Katakomba: Tools and Benchmarks for Data-Driven NetHack

NetHack is known as the frontier of reinforcement learning research where learning-based methods still need to catch up to rule-based solutions. One of the promising directions for a breakthrough is using pre-collected datasets similar to recent developments in robotics, recommender systems, and more under the umbrella of offline reinforcement learning (ORL). Recently, a large-scale NetHack dataset was released; while it was a necessary step forward, it has yet to gain wide adoption in the ORL community. In this work, we argue that there are three major obstacles for adoption: tool-wise, implementation-wise, and benchmark-wise. To address them, we develop an open-source library that provides workflow fundamentals familiar to the ORL community: pre-defined D4RL-style tasks, uncluttered baseline implementations, and reliable evaluation tools with accompanying configs and logs synced to the cloud.

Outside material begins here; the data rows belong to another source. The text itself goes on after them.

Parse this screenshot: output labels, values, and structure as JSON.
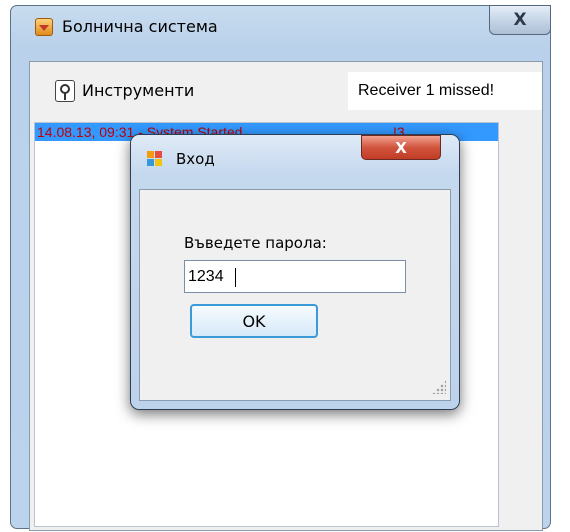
{
  "main_window": {
    "title": "Болнична система",
    "close_label": "X",
    "menu": {
      "tools_label": "Инструменти"
    },
    "status_text": "Receiver 1 missed!",
    "log": [
      {
        "text": "14.08.13, 09:31 - System Started",
        "code": "!3"
      }
    ]
  },
  "dialog": {
    "title": "Вход",
    "close_label": "X",
    "prompt": "Въведете парола:",
    "password_value": "1234",
    "ok_label": "OK"
  }
}
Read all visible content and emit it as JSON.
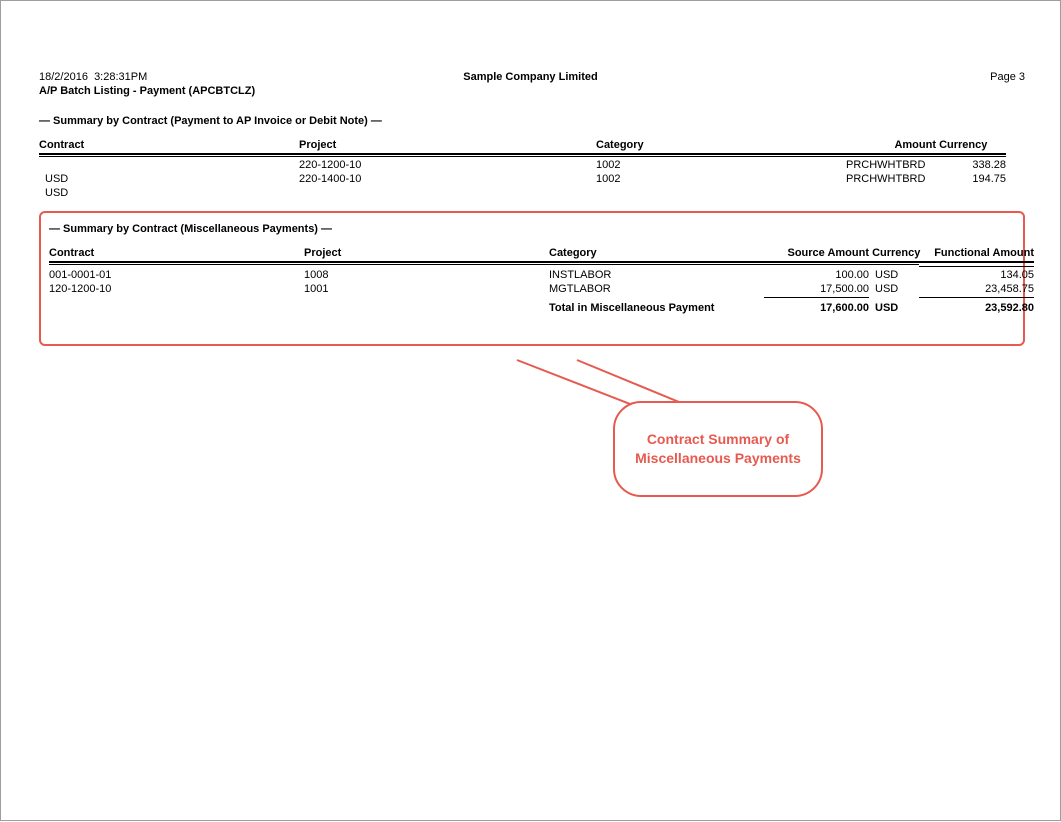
{
  "header": {
    "date": "18/2/2016",
    "time": "3:28:31PM",
    "company": "Sample Company Limited",
    "page_label": "Page 3",
    "subtitle": "A/P Batch Listing - Payment (APCBTCLZ)"
  },
  "section1": {
    "title": "— Summary by Contract (Payment to AP Invoice or Debit Note) —",
    "cols": {
      "contract": "Contract",
      "project": "Project",
      "category": "Category",
      "amount": "Amount",
      "currency": "Currency"
    },
    "rows": [
      {
        "contract": "220-1200-10",
        "project": "1002",
        "category": "PRCHWHTBRD",
        "amount": "338.28",
        "currency": "USD"
      },
      {
        "contract": "220-1400-10",
        "project": "1002",
        "category": "PRCHWHTBRD",
        "amount": "194.75",
        "currency": "USD"
      }
    ]
  },
  "section2": {
    "title": "— Summary by Contract (Miscellaneous Payments) —",
    "cols": {
      "contract": "Contract",
      "project": "Project",
      "category": "Category",
      "src_amount": "Source Amount",
      "currency": "Currency",
      "func_amount": "Functional Amount"
    },
    "rows": [
      {
        "contract": "001-0001-01",
        "project": "1008",
        "category": "INSTLABOR",
        "src_amount": "100.00",
        "currency": "USD",
        "func_amount": "134.05"
      },
      {
        "contract": "120-1200-10",
        "project": "1001",
        "category": "MGTLABOR",
        "src_amount": "17,500.00",
        "currency": "USD",
        "func_amount": "23,458.75"
      }
    ],
    "total": {
      "label": "Total in Miscellaneous Payment",
      "src_amount": "17,600.00",
      "currency": "USD",
      "func_amount": "23,592.80"
    }
  },
  "callout": {
    "text": "Contract Summary of Miscellaneous Payments"
  }
}
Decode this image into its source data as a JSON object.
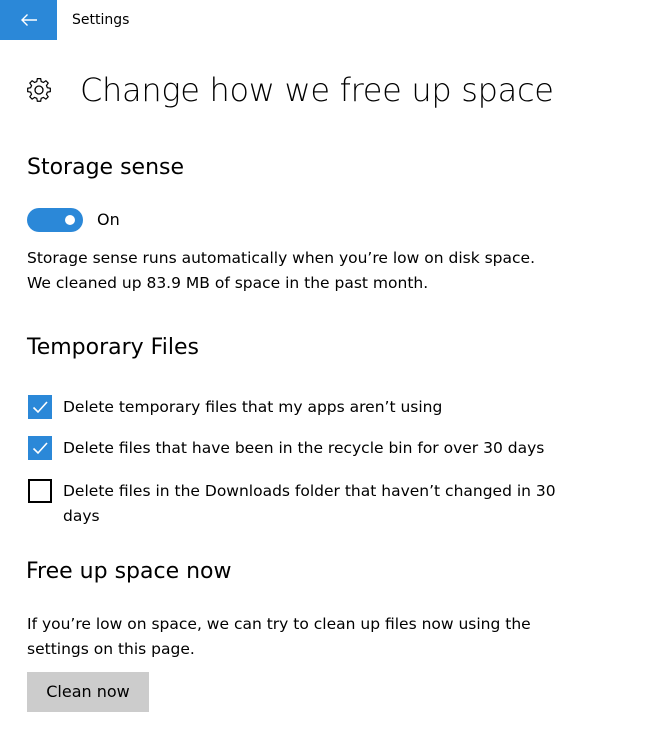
{
  "colors": {
    "accent": "#2b88d8",
    "button_bg": "#cccccc",
    "text": "#000000",
    "background": "#ffffff"
  },
  "topbar": {
    "back_icon": "arrow-left-icon",
    "title": "Settings"
  },
  "header": {
    "icon": "gear-icon",
    "title": "Change how we free up space"
  },
  "storage_sense": {
    "title": "Storage sense",
    "toggle_state": "on",
    "toggle_label": "On",
    "description_line1": "Storage sense runs automatically when you’re low on disk space.",
    "description_line2": "We cleaned up 83.9 MB of space in the past month."
  },
  "temporary_files": {
    "title": "Temporary Files",
    "options": [
      {
        "label": "Delete temporary files that my apps aren’t using",
        "checked": true
      },
      {
        "label": "Delete files that have been in the recycle bin for over 30 days",
        "checked": true
      },
      {
        "label": "Delete files in the Downloads folder that haven’t changed in 30 days",
        "checked": false
      }
    ]
  },
  "free_up": {
    "title": "Free up space now",
    "description_line1": "If you’re low on space, we can try to clean up files now using the",
    "description_line2": "settings on this page.",
    "button_label": "Clean now"
  }
}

Revisiting the Minimalist Approach to Offline Reinforcement Learning

Recent years have witnessed significant advancements in offline reinforcement learning (RL), resulting in the development of numerous algorithms with varying degrees of complexity. While these algorithms have led to noteworthy improvements, many incorporate seemingly minor design choices that impact their effectiveness beyond core algorithmic advances. However, the effect of these design choices on established baselines remains understudied. In this work, we aim to bridge this gap by conducting a retrospective analysis of recent works in offline RL and propose ReBRAC, a minimalistic algorithm that integrates such design elements built on top of the TD3+BC method. We evaluate ReBRAC on 51 datasets with both proprioceptive and visual state spaces using D4RL and V-D4RL benchmarks, demonstrating its state-of-the-art performance among ensemble-free methods. To further illustrate the efficacy of these design choices, we perform a large-scale ablation study and hyperparameter sensitivity analysis on the scale of thousands of experiments.